Ground Report | New Delhi: Ceasefire on LOC Kashmir; Marks the first anniversary of the renewal of the 2003 ceasefire agreement between Pakistan and India. The surprise repetition of a ceasefire agreement by the two neighbours from midnight of February 24 last year came as a major relief to the people of border areas along the Line of Control in Jammu and Kashmir.
In September 2016, the armies of the two countries clashed several times after “surgical strikes” in five different locations in Pakistan-administered Kashmir. Meanwhile, after the Line of Control was bombarded from both sides, the citizens faced severe hardship and suffered heavy loss of life and property.
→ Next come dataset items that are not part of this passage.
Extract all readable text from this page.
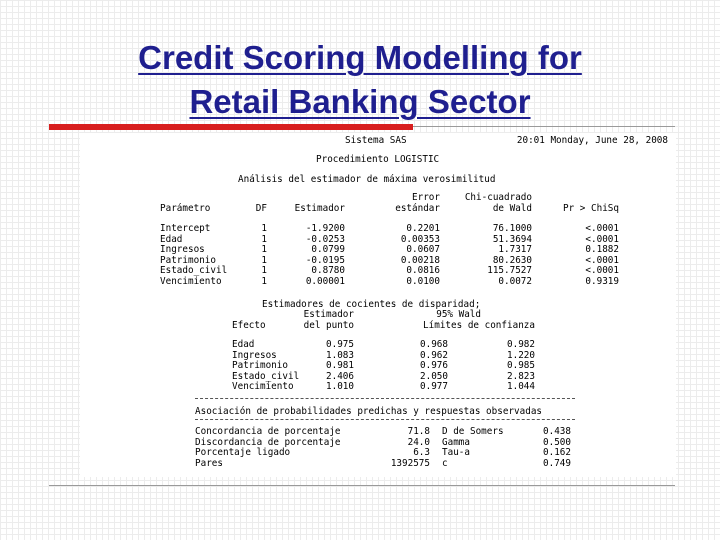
Credit Scoring Modelling for
Retail Banking Sector
Sistema SAS	20:01 Monday, June 28, 2008
Procedimiento LOGISTIC
Análisis del estimador de máxima verosimilitud
Error	Chi-cuadrado
Parámetro	DF	Estimador	estándar	de Wald	Pr > ChiSq
Intercept	1	-1.9200	0.2201	76.1000	<.0001
Edad	1	-0.0253	0.00353	51.3694	<.0001
Ingresos	1	0.0799	0.0607	1.7317	0.1882
Patrimonio	1	-0.0195	0.00218	80.2630	<.0001
Estado_civil	1	0.8780	0.0816	115.7527	<.0001
Vencimiento	1	0.00001	0.0100	0.0072	0.9319
Estimadores de cocientes de disparidad;
Estimador	95% Wald
Efecto	del punto	Límites de confianza
Edad	0.975	0.968	0.982
Ingresos	1.083	0.962	1.220
Patrimonio	0.981	0.976	0.985
Estado_civil	2.406	2.050	2.823
Vencimiento	1.010	0.977	1.044
Asociación de probabilidades predichas y respuestas observadas
Concordancia de porcentaje	71.8 D de Somers	0.438
Discordancia de porcentaje	24.0 Gamma	0.500
Porcentaje ligado	6.3 Tau-a	0.162
Pares	1392575 c	0.749
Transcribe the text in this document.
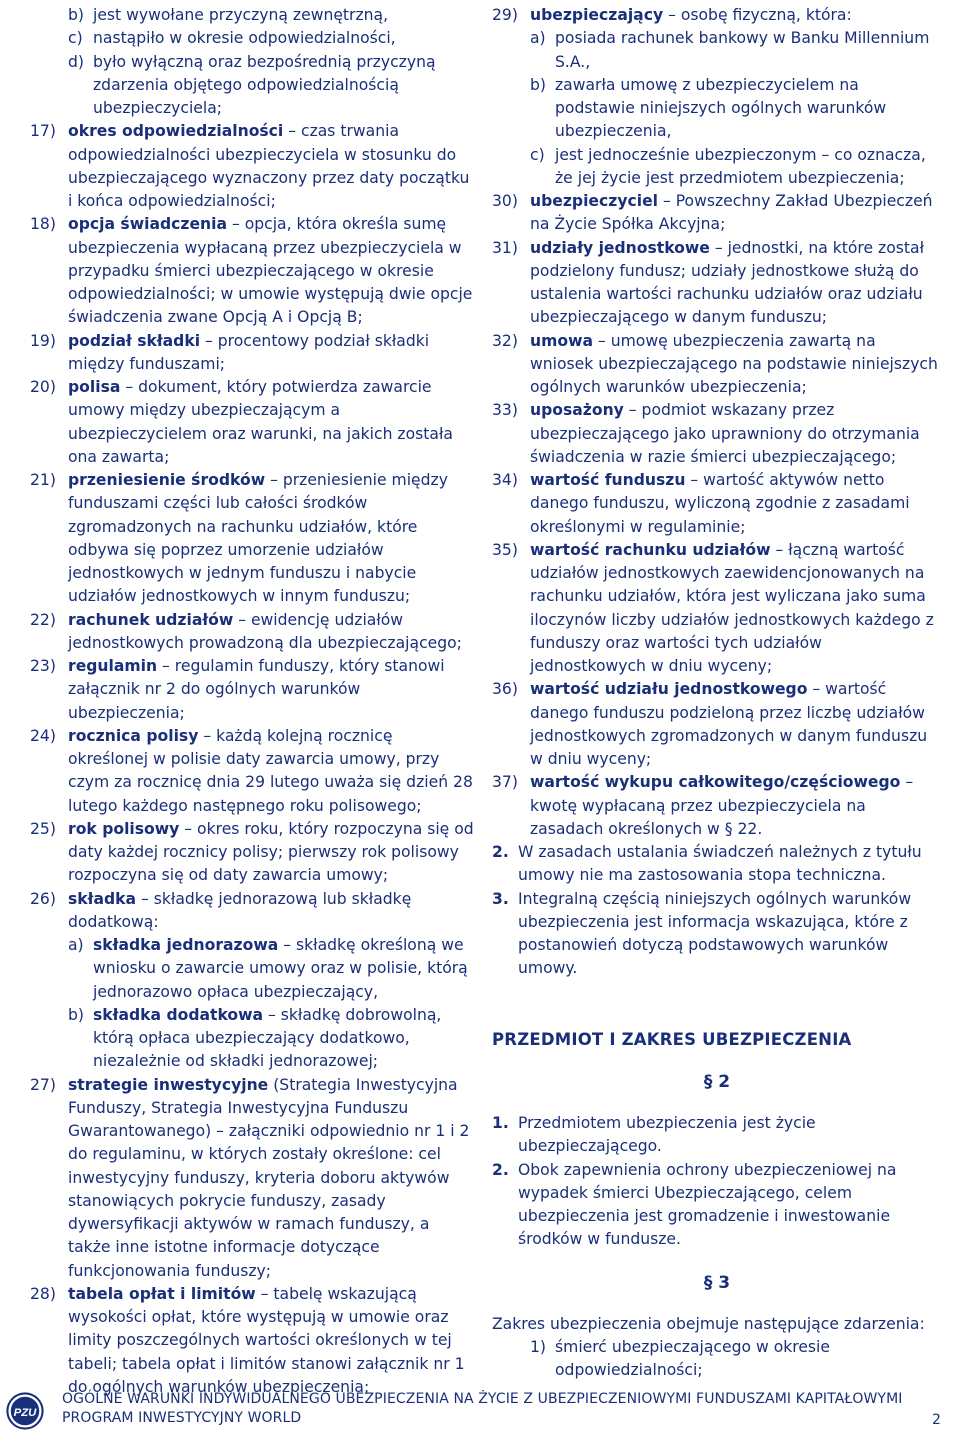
b) jest wywołane przyczyną zewnętrzną,
c) nastąpiło w okresie odpowiedzialności,
d) było wyłączną oraz bezpośrednią przyczyną zdarzenia objętego odpowiedzialnością ubezpieczyciela;
17) okres odpowiedzialności – czas trwania odpowiedzialności ubezpieczyciela w stosunku do ubezpieczającego wyznaczony przez daty początku i końca odpowiedzialności;
18) opcja świadczenia – opcja, która określa sumę ubezpieczenia wypłacaną przez ubezpieczyciela w przypadku śmierci ubezpieczającego w okresie odpowiedzialności; w umowie występują dwie opcje świadczenia zwane Opcją A i Opcją B;
19) podział składki – procentowy podział składki między funduszami;
20) polisa – dokument, który potwierdza zawarcie umowy między ubezpieczającym a ubezpieczycielem oraz warunki, na jakich została ona zawarta;
21) przeniesienie środków – przeniesienie między funduszami części lub całości środków zgromadzonych na rachunku udziałów, które odbywa się poprzez umorzenie udziałów jednostkowych w jednym funduszu i nabycie udziałów jednostkowych w innym funduszu;
22) rachunek udziałów – ewidencję udziałów jednostkowych prowadzoną dla ubezpieczającego;
23) regulamin – regulamin funduszy, który stanowi załącznik nr 2 do ogólnych warunków ubezpieczenia;
24) rocznica polisy – każdą kolejną rocznicę określonej w polisie daty zawarcia umowy, przy czym za rocznicę dnia 29 lutego uważa się dzień 28 lutego każdego następnego roku polisowego;
25) rok polisowy – okres roku, który rozpoczyna się od daty każdej rocznicy polisy; pierwszy rok polisowy rozpoczyna się od daty zawarcia umowy;
26) składka – składkę jednorazową lub składkę dodatkową:
a) składka jednorazowa – składkę określoną we wniosku o zawarcie umowy oraz w polisie, którą jednorazowo opłaca ubezpieczający,
b) składka dodatkowa – składkę dobrowolną, którą opłaca ubezpieczający dodatkowo, niezależnie od składki jednorazowej;
27) strategie inwestycyjne (Strategia Inwestycyjna Funduszy, Strategia Inwestycyjna Funduszu Gwarantowanego) – załączniki odpowiednio nr 1 i 2 do regulaminu, w których zostały określone: cel inwestycyjny funduszy, kryteria doboru aktywów stanowiących pokrycie funduszy, zasady dywersyfikacji aktywów w ramach funduszy, a także inne istotne informacje dotyczące funkcjonowania funduszy;
28) tabela opłat i limitów – tabelę wskazującą wysokości opłat, które występują w umowie oraz limity poszczególnych wartości określonych w tej tabeli; tabela opłat i limitów stanowi załącznik nr 1 do ogólnych warunków ubezpieczenia;
29) ubezpieczający – osobę fizyczną, która:
a) posiada rachunek bankowy w Banku Millennium S.A.,
b) zawarła umowę z ubezpieczycielem na podstawie niniejszych ogólnych warunków ubezpieczenia,
c) jest jednocześnie ubezpieczonym – co oznacza, że jej życie jest przedmiotem ubezpieczenia;
30) ubezpieczyciel – Powszechny Zakład Ubezpieczeń na Życie Spółka Akcyjna;
31) udziały jednostkowe – jednostki, na które został podzielony fundusz; udziały jednostkowe służą do ustalenia wartości rachunku udziałów oraz udziału ubezpieczającego w danym funduszu;
32) umowa – umowę ubezpieczenia zawartą na wniosek ubezpieczającego na podstawie niniejszych ogólnych warunków ubezpieczenia;
33) uposażony – podmiot wskazany przez ubezpieczającego jako uprawniony do otrzymania świadczenia w razie śmierci ubezpieczającego;
34) wartość funduszu – wartość aktywów netto danego funduszu, wyliczoną zgodnie z zasadami określonymi w regulaminie;
35) wartość rachunku udziałów – łączną wartość udziałów jednostkowych zaewidencjonowanych na rachunku udziałów, która jest wyliczana jako suma iloczynów liczby udziałów jednostkowych każdego z funduszy oraz wartości tych udziałów jednostkowych w dniu wyceny;
36) wartość udziału jednostkowego – wartość danego funduszu podzieloną przez liczbę udziałów jednostkowych zgromadzonych w danym funduszu w dniu wyceny;
37) wartość wykupu całkowitego/częściowego – kwotę wypłacaną przez ubezpieczyciela na zasadach określonych w § 22.
2. W zasadach ustalania świadczeń należnych z tytułu umowy nie ma zastosowania stopa techniczna.
3. Integralną częścią niniejszych ogólnych warunków ubezpieczenia jest informacja wskazująca, które z postanowień dotyczą podstawowych warunków umowy.
PRZEDMIOT I ZAKRES UBEZPIECZENIA
§ 2
1. Przedmiotem ubezpieczenia jest życie ubezpieczającego.
2. Obok zapewnienia ochrony ubezpieczeniowej na wypadek śmierci Ubezpieczającego, celem ubezpieczenia jest gromadzenie i inwestowanie środków w fundusze.
§ 3
Zakres ubezpieczenia obejmuje następujące zdarzenia:
1) śmierć ubezpieczającego w okresie odpowiedzialności;
PZU
OGÓLNE WARUNKI INDYWIDUALNEGO UBEZPIECZENIA NA ŻYCIE Z UBEZPIECZENIOWYMI FUNDUSZAMI KAPITAŁOWYMI
PROGRAM INWESTYCYJNY WORLD	2
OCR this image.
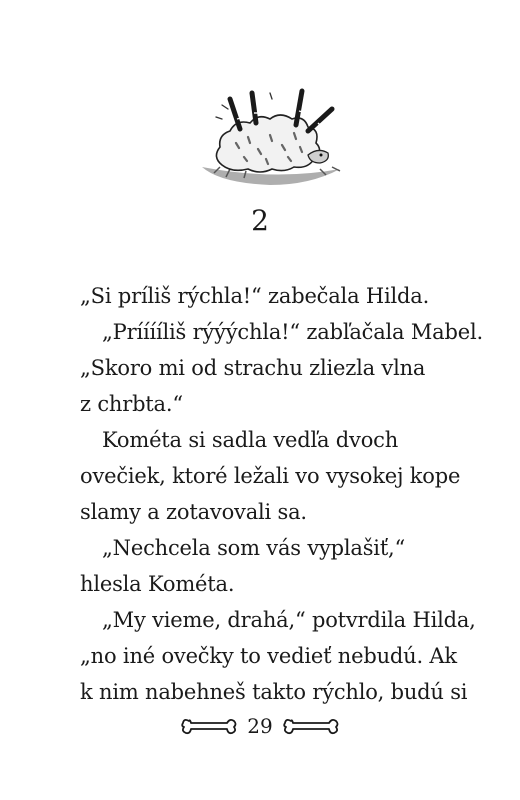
2
„Si príliš rýchla!“ zabečala Hilda.
„Prííííliš rýýýchla!“ zabľačala Mabel.
„Skoro mi od strachu zliezla vlna
z chrbta.“
Kométa si sadla vedľa dvoch
ovečiek, ktoré ležali vo vysokej kope
slamy a zotavovali sa.
„Nechcela som vás vyplašiť,“
hlesla Kométa.
„My vieme, drahá,“ potvrdila Hilda,
„no iné ovečky to vedieť nebudú. Ak
k nim nabehneš takto rýchlo, budú si
29
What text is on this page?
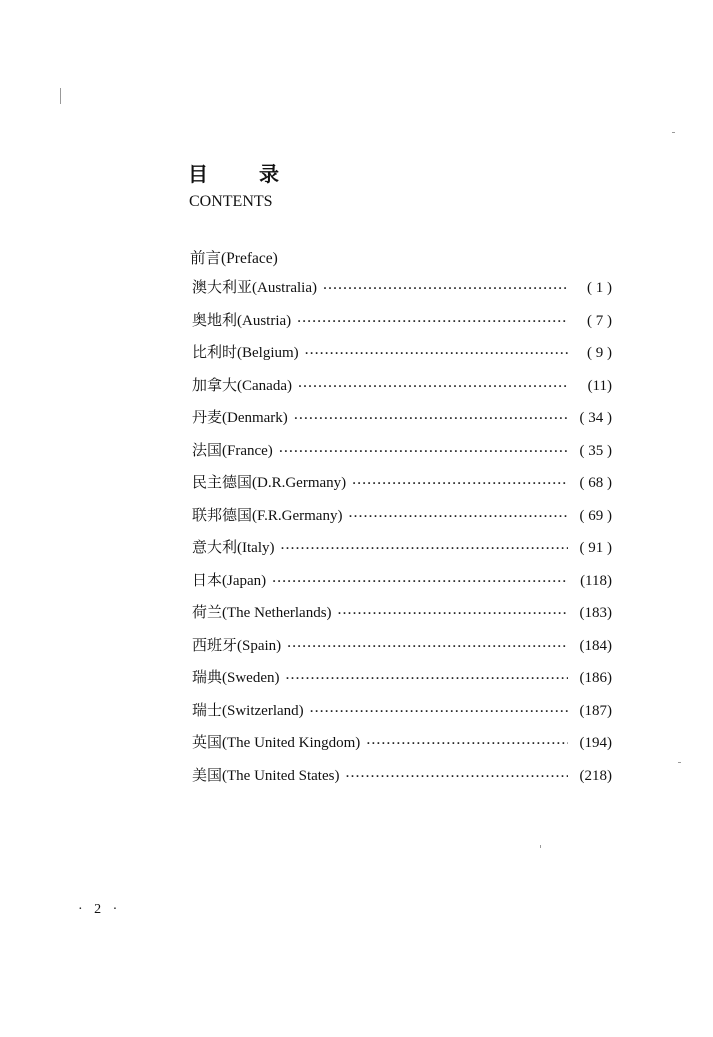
目 录
CONTENTS
前言(Preface)
澳大利亚(Australia) ·····	( 1 )
奥地利(Austria) ·····	( 7 )
比利时(Belgium) ·····	( 9 )
加拿大(Canada) ·····	(11)
丹麦(Denmark) ·····	( 34 )
法国(France) ·····	( 35 )
民主德国(D.R.Germany) ·····	( 68 )
联邦德国(F.R.Germany) ·····	( 69 )
意大利(Italy) ·····	( 91 )
日本(Japan) ·····	(118)
荷兰(The Netherlands) ·····	(183)
西班牙(Spain) ·····	(184)
瑞典(Sweden) ·····	(186)
瑞士(Switzerland) ·····	(187)
英国(The United Kingdom) ·····	(194)
美国(The United States) ·····	(218)
· 2 ·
The officials stationed in the northern Kashmir border areas, including Gurez, Uri, Karnah-Tangdhar, say that since the ceasefire agreement came into force, an atmosphere of peace has prevailed in the border areas. “Forgetting the horrible bombings, people are now on the path of progress,” they said, adding that their demands are being met as far as progress is concerned.
The residents of Uri, are happy with the resumption of the agreement and want it to continue. Following the renewal of the ceasefire agreement, life around the Line of Control began to return to normal. Educational and commercial activities were revived, and the tourism industry, which had been in decline for many years, began to flourish again.
Farooq Khatana, a citizen associated with the tourism sector, said that the tourism industry has improved a lot in the past year.
He said: “The ceasefire in the LOC over the last year if viewed in the context of tourism, has seen a significant increase in tourism. Not only has business on both sides of the LOC flourished, but business in general, especially tourism, has grown.
Farooq added: “Kashmiris from both sides are happy that the ceasefire agreement is a good decision and we are hopeful that the ceasefire agreement will be extended in the future.” (Ceasefire on LOC Kashmir)
Locals said that after the ceasefire, normality was restored in the area, people began to rebuild their houses that were destroyed during the shooting, and educational and commercial activities in the area were restored.
“It’s been a year since the bombing,” he said. Our children study properly, our lives are quiet. When there are bombings, we are also affected, the children are also affected. They don’t know how to read, they don’t know how to read.
He added: “They told us that the government was going to make us a front (security bunker) but nobody came to us to make a bunker. Of course, don’t give us fronts, give us peace. There should be no bombing in our area because it keeps our children illiterate.
According to the official figures, there were 4,645 ceasefire violations in 2020, 3,168 in 2019 and 1,629 in 2018. In 2020, till the agreement came into effect, there were 592 ceasefire violations.
The security forces have attributed the less infiltration attempts from across the LoC in the past year to the ceasefire as well.